Der wirkliche Skandal

An dem 129a-Verfahren gegen den Stadtsoziologen Andrej H. und andere üben prominente Wissenschaftler aus aller Welt scharfe Kritik. Kommentar von Carlos Kunze

Verfolgt die Bundesanwältin Monika Harms eine besonders subversive Strategie, für Deutschland international die wohlverdiente Werbung zu machen? Zumindest verhält sie sich so. Sie ist verantwortlich für die Inhaftierung von Andrej H., einem Stadtsoziologen, wegen Mitgliedschaft in einer terroristischen Vereinigung, der ominösen »Militanten Gruppe«. Daneben ist mit Matthias B. ein weiterer Wissenschaftler der Mitgliedschaft beschuldigt, aber nicht in Haft. Die originellen Begründungsschnipsel der Bundesanwältin, die von einer »intellektuellen Täterschaft« der beiden spricht, wie Anwälte der Beschuldigten zitierten (Jungle World 33/07), haben in der vorigen Woche zu ausgedehnten Protesten geführt, in Deutschland wie auch international.

Zwei Professoren und eine Privatdozentin erklärten für die Sektion Stadt- und Regionalsoziologie in der altehrwürdigen, 1909 gegründeten Deutschen Gesellschaft für Soziologie, der Haftbefehl stehe »für eine Ausweitung der Terrorismus-Ausnahmegesetzgebung auf wissenschaftliche Stadtforschung«, und ergänzten: »Die bekannt gewordenen Begründungen aus dem Haftbefehl sind eine Beleidigung für wissenschaftlich Tätige, und wenn sie als Indizien für die Mitgliedschaft in einer terroristischen Vereinigung gelten, wird ›normale Stadtforschung‹ unter Generalverdacht gestellt.«

In einem »Open letter to the Generalbundesanwaltschaft against the criminalization of critical academic research and political engagement« fordern Dutzende prominente Akademiker und Intellektuelle aus den USA, den Niederlanden, Großbritannien und anderswo, unter ihnen etwa Richard Sennett und Saskia Sassen, die Einstellung der 129a-Verfahren gegen alle Beteiligten und erklären: »Die Bundesanwaltschaft bedroht durch die Anwendung des § 129 die Freiheit der Forschung und Lehre ebenso wie gesellschaftspolitisches Engagement.«

Skandalisiert man nur das Offensichtliche, bleibt der wirkliche Skandal im Dunkeln. Was ist passiert? Nach Angaben der Polizei wurde versucht, drei LKW der Bundeswehr zu verbrennen. Ermittelt wird jedoch wegen Terrorismus.

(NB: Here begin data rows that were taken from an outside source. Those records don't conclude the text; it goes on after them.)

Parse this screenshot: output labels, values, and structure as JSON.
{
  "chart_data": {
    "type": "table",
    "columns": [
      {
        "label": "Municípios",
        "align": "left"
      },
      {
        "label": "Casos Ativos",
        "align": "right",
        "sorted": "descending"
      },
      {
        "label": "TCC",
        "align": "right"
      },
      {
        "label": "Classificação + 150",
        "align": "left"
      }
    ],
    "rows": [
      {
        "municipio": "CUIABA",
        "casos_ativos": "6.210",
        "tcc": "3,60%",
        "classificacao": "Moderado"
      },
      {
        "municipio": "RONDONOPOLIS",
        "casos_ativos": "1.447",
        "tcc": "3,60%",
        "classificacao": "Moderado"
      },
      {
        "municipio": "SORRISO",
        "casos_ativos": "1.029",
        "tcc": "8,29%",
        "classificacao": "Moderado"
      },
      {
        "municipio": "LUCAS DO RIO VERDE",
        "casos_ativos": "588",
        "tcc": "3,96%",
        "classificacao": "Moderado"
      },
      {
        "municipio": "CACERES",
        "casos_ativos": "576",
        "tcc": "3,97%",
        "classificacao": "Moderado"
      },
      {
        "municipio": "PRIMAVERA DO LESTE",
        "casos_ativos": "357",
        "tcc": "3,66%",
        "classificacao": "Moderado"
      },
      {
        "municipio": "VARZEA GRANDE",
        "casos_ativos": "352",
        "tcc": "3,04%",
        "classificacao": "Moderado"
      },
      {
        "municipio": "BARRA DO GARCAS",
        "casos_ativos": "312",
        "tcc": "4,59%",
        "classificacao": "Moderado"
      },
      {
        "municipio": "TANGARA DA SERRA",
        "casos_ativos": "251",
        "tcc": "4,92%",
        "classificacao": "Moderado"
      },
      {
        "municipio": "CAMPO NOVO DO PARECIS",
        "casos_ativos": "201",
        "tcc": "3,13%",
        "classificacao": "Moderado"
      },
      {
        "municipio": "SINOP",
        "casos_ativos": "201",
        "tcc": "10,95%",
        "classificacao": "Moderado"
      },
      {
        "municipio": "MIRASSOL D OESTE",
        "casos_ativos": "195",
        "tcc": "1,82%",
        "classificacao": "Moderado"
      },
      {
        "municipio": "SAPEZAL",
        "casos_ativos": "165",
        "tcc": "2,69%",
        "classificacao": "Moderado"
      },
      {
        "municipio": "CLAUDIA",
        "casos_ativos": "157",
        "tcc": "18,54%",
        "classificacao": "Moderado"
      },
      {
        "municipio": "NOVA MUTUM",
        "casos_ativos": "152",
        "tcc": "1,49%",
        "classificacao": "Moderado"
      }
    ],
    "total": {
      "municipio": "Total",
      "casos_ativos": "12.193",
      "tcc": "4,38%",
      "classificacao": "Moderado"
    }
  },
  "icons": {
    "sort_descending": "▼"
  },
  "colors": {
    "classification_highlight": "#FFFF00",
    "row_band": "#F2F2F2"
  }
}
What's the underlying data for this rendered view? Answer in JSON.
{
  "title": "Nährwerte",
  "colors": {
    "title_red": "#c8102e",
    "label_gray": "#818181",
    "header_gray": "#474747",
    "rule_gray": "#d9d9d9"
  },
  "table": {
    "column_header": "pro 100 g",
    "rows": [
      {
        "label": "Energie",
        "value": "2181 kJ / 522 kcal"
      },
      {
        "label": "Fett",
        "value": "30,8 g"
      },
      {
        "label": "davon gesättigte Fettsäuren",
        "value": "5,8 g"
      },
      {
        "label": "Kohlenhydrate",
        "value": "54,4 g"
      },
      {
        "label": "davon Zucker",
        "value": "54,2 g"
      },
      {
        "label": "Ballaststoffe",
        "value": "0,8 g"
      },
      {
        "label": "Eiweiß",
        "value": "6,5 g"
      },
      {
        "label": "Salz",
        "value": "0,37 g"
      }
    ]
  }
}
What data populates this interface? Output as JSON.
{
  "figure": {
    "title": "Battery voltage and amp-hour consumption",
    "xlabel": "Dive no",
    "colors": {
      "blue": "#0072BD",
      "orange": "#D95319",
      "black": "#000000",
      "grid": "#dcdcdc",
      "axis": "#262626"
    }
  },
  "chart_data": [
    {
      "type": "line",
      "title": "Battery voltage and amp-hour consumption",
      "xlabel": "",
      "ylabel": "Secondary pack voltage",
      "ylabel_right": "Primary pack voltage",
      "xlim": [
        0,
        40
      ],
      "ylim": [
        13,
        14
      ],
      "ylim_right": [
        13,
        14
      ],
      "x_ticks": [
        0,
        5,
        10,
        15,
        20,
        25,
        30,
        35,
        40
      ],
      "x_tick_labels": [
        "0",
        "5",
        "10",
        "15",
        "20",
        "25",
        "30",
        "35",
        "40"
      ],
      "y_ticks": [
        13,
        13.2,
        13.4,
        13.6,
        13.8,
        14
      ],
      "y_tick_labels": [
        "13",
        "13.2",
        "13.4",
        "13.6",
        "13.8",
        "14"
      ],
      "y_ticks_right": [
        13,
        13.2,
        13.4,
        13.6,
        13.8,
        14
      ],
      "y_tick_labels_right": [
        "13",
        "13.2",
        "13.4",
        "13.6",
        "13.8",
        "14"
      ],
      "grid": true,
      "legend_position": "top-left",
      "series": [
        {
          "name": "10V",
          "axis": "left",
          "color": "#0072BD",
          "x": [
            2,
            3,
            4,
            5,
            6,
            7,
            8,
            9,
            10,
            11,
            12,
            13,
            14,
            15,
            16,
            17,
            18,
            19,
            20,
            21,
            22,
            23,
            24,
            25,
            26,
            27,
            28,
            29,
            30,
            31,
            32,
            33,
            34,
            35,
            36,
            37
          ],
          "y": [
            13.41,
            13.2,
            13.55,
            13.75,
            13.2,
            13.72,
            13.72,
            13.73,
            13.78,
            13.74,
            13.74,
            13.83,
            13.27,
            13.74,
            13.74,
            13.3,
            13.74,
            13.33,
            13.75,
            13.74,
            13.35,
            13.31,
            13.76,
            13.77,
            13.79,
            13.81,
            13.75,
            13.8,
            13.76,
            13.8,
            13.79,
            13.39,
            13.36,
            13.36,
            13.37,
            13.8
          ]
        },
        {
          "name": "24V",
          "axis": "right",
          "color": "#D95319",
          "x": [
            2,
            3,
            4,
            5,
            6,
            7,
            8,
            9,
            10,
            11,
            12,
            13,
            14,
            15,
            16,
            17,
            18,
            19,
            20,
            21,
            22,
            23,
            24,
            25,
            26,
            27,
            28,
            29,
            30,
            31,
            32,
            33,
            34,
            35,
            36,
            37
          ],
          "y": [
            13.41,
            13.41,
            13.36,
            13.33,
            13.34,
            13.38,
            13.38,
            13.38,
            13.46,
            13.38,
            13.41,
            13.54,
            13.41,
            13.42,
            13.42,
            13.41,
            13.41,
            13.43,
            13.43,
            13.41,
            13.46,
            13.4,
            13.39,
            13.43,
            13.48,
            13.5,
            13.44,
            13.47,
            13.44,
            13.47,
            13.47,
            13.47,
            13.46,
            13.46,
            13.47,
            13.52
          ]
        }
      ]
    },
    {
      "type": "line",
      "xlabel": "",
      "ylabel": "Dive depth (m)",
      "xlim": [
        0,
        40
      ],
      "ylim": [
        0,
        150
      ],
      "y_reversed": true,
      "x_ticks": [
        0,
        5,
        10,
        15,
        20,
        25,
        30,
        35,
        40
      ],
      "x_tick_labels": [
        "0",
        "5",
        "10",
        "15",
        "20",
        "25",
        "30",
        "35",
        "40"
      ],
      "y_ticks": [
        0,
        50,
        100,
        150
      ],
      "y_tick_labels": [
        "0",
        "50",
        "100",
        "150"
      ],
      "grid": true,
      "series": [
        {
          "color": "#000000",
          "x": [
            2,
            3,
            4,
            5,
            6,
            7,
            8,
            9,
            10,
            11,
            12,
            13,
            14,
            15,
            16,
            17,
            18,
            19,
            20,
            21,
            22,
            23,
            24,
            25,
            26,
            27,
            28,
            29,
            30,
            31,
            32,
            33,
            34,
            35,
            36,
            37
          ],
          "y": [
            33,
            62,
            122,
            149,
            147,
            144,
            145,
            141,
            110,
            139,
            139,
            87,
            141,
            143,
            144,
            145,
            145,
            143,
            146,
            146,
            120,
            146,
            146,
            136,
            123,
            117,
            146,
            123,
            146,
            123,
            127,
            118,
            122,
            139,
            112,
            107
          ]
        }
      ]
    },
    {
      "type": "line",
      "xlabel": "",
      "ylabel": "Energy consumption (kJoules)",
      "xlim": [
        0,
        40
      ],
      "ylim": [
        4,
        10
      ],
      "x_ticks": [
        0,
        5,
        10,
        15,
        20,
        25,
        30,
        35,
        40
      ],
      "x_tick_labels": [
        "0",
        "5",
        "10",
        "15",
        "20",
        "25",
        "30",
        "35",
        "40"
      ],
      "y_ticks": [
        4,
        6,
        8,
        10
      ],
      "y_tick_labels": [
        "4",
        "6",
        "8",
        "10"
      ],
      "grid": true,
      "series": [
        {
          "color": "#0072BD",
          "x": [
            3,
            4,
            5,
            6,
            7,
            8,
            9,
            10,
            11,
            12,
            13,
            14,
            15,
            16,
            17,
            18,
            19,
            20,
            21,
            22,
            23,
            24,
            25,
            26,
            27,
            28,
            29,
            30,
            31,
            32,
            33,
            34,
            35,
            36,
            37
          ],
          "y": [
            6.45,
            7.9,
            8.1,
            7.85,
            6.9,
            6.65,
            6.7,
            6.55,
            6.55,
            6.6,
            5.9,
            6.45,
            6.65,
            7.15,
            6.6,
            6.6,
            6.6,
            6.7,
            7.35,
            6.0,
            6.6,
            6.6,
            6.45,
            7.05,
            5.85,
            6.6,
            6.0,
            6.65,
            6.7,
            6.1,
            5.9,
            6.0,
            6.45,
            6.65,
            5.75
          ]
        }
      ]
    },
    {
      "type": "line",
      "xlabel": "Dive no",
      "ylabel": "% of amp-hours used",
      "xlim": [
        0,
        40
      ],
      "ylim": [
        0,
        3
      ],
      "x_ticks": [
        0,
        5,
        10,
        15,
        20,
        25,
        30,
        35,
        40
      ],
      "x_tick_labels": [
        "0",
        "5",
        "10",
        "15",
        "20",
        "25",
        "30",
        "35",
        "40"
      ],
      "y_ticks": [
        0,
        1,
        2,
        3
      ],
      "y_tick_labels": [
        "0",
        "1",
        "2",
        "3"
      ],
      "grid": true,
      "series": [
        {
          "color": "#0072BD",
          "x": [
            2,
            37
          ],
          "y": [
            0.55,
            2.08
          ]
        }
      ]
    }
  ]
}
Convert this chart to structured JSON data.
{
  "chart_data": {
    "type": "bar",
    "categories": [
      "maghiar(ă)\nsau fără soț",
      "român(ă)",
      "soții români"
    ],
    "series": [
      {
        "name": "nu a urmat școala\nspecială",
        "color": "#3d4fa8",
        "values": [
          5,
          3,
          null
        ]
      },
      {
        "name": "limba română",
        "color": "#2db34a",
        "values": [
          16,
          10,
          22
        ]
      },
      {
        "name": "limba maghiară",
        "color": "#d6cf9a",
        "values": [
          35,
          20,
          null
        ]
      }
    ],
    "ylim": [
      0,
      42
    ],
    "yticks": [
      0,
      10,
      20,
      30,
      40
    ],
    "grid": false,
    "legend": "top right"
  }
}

Dass man für Brandstiftung an Autos, und seien es solche der Polizei oder der Armee, als »Terrorist« verfolgt wird, ist etwas, was nicht einmal in den autoritären Fantasien von Nicolas Sarkozy eine Rolle spielt, der in seiner Amtszeit als Innenminister innerhalb von sechs Wochen den Verlust von knapp 10 000 ausgebrannten Wagen zu beklagen hatte. Hierzulande ist es Leitlinie der Justiz.

Weil objektiv nichts auch nur annähernd Terror­ähnliches geschehen ist, muss der Terrorismusverdacht mit der vermeintlichen Gesinnung der Verdächtigten begründet werden. Das ist eine Folge der Anwendung des Gesinnungsstrafrechts, das der deutschen antiliberalen Tradition entstammt.

Am Freitag dieser Woche hat Andrej H. seinen Haftprüfungstermin. Wenn er danach frei gelassen wird, ist das ein Eingeständnis, dass die Bundesanwaltschaft den Vorwurf des Linksterrorismus überstrapaziert hat. Wird er nicht frei gelassen, kann der Skandal ungehindert weitere Kreise ziehen, was er zweifellos tun wird.